Deployment¶

Environments¶

Env	Purpose	Cluster
`dev`	Day-to-day engineering	GKE Autopilot
`staging`	Integration; always-on	GKE Autopilot
`uat`	Customer acceptance	GKE Autopilot
`prod`	Production	GKE Autopilot (plus dedicated AI / BIM node pools)

Each environment has its own Terraform state, AlloyDB instances, GCS buckets, and KMS keys. Environments are symmetric — same Helm chart, different values.

Compute¶

GKE Autopilot for all services.
Dedicated node pools for AI workers (high memory) and BIM workers (high CPU + optional GPU).
GPU node pool is provisioned on-demand; default is managed Vertex AI calls, not self-hosted inference.

Release pipeline¶

flowchart LR
  PR[PR merged] --> CI[CI<br/>build · test · scan]
  CI --> IMG[Push image<br/>Artifact Registry]
  IMG --> DEV[ArgoCD<br/>dev rollout]
  DEV --> STG[Promote<br/>staging]
  STG --> UAT[Promote<br/>uat]
  UAT --> PROD[Canary<br/>prod]
  PROD --> WATCH[SLO burn-rate alert]
  WATCH -->|breach| RB[Automated rollback]
  WATCH -->|healthy| FULL[Full rollout]

Infrastructure as code¶

Concern	Tool
GCP resources	Terraform (modules under `infra/terraform/modules/*`, environments under `infra/terraform/env/<env>/`)
Service charts	Helm per service; umbrella chart `deploy/charts/siss/`
Continuous deploy	ArgoCD (or Cloud Deploy — interchangeable)
Container images	Artifact Registry

Every service ships:

A Helm chart with values per environment.
A Terraform module defining its AlloyDB instance, GCS buckets, KMS keys, and IAM.
A .argocd/ manifest wiring it into the rollout.

Progressive delivery¶

Canary rollout in prod — new version serves a small percentage of traffic first.
SLO burn-rate alerts wired to the rollout controller — a breach triggers automated rollback before it reaches the full fleet.
Manual approval gate for any schema migration that isn't additive.

Secrets¶

Google Secret Manager only. No secrets in Kustomize, Helm values, or env files.
CMEK on AlloyDB and GCS.
mTLS between services via Anthos Service Mesh (or Istio).

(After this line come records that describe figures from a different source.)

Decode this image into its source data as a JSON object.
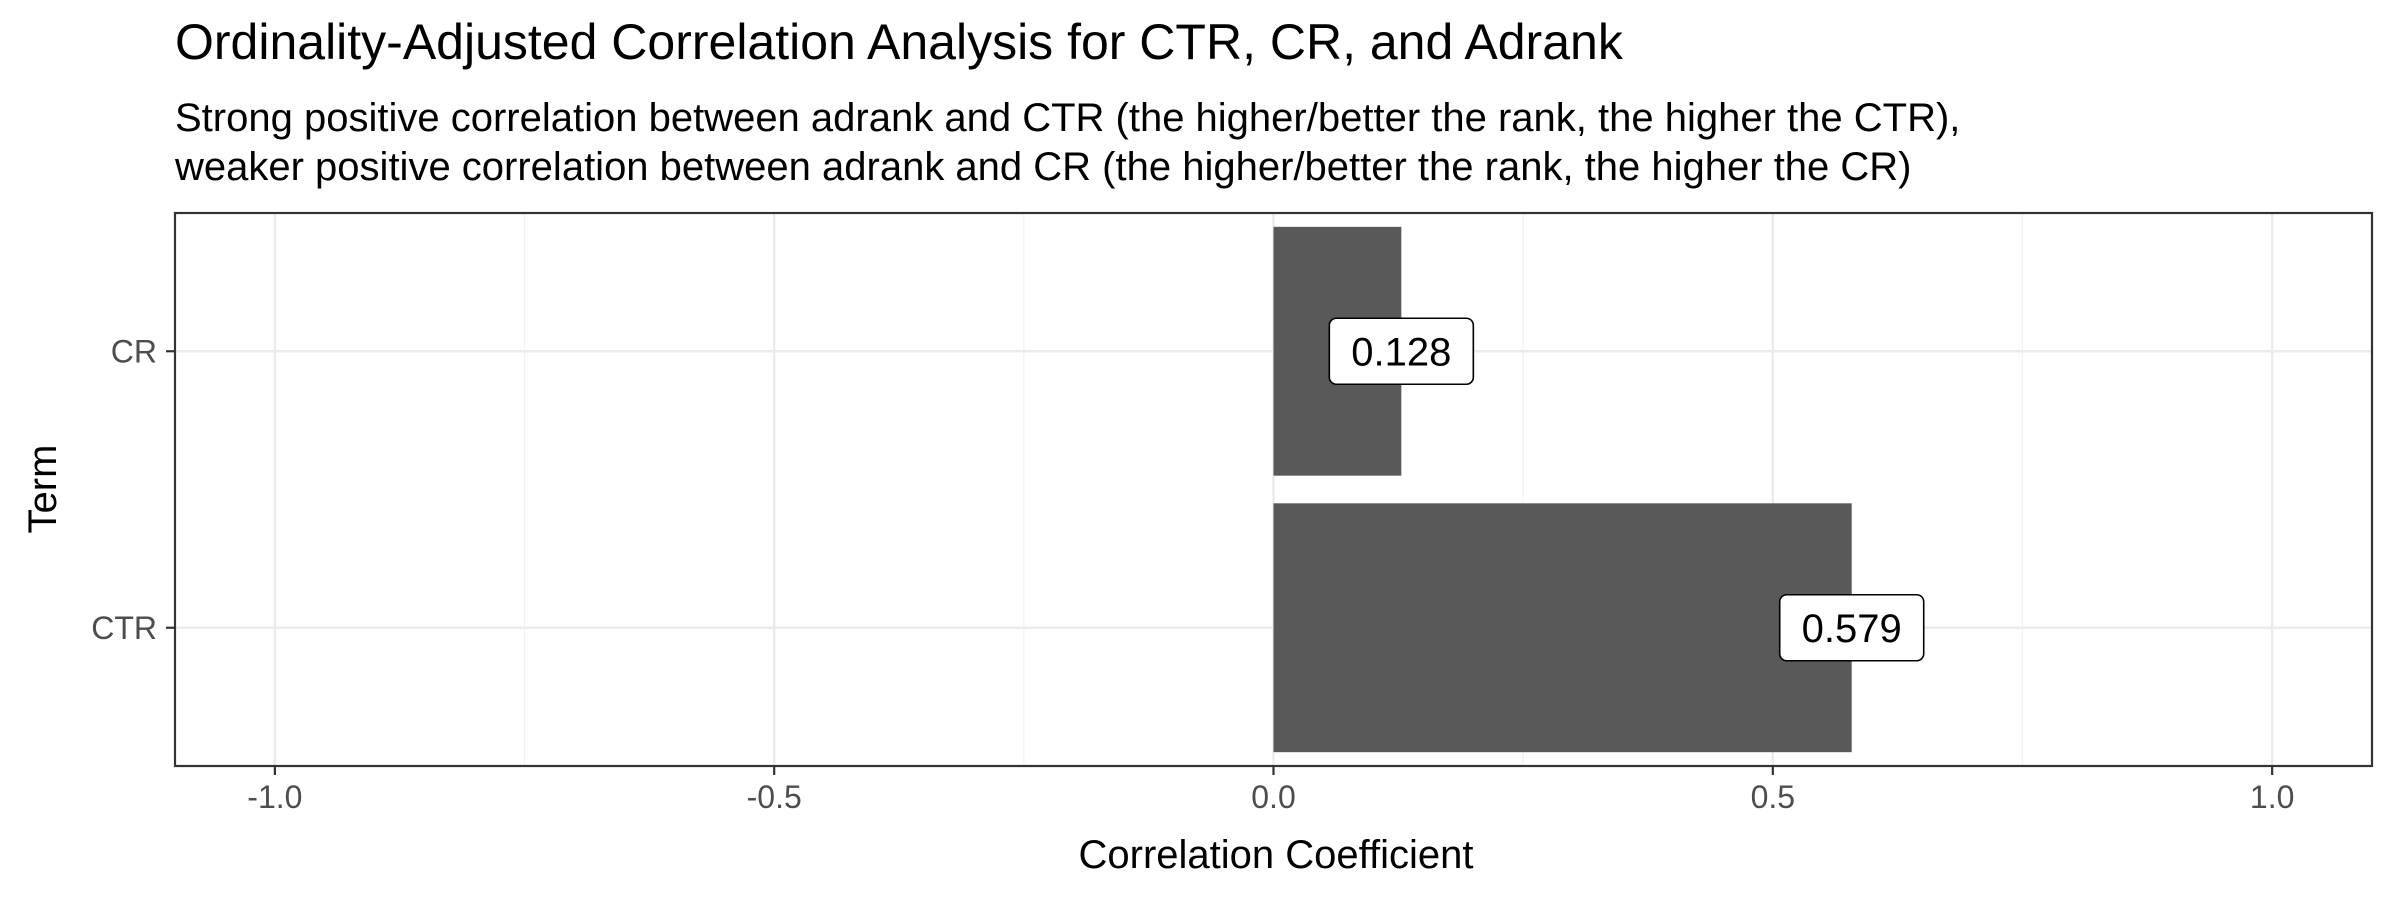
{
  "chart_data": {
    "type": "bar",
    "orientation": "horizontal",
    "title": "Ordinality-Adjusted Correlation Analysis for CTR, CR, and Adrank",
    "subtitle_lines": [
      "Strong positive correlation between adrank and CTR (the higher/better the rank, the higher the CTR),",
      "weaker positive correlation between adrank and CR  (the higher/better the rank, the higher the CR)"
    ],
    "xlabel": "Correlation Coefficient",
    "ylabel": "Term",
    "xlim": [
      -1.1,
      1.1
    ],
    "x_ticks": [
      -1.0,
      -0.5,
      0.0,
      0.5,
      1.0
    ],
    "x_tick_labels": [
      "-1.0",
      "-0.5",
      "0.0",
      "0.5",
      "1.0"
    ],
    "categories": [
      "CR",
      "CTR"
    ],
    "values": [
      0.128,
      0.579
    ],
    "data_labels": [
      "0.128",
      "0.579"
    ],
    "bar_color": "#595959",
    "grid": true,
    "panel_border": true
  }
}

What each environment is for¶

dev — engineers push freely; cluster is cheap and can be torn down.
staging — integration target; contract tests run here continuously.
uat — customer sign-off per milestone; stable for the duration of a UAT cycle.
prod — canary-first, SLO-gated.

Hypercare window

M7 (go-live) includes a hypercare window where the delivery team remains on rotation alongside ops. After hypercare, support reverts to the standard on-call rotation with runbooks.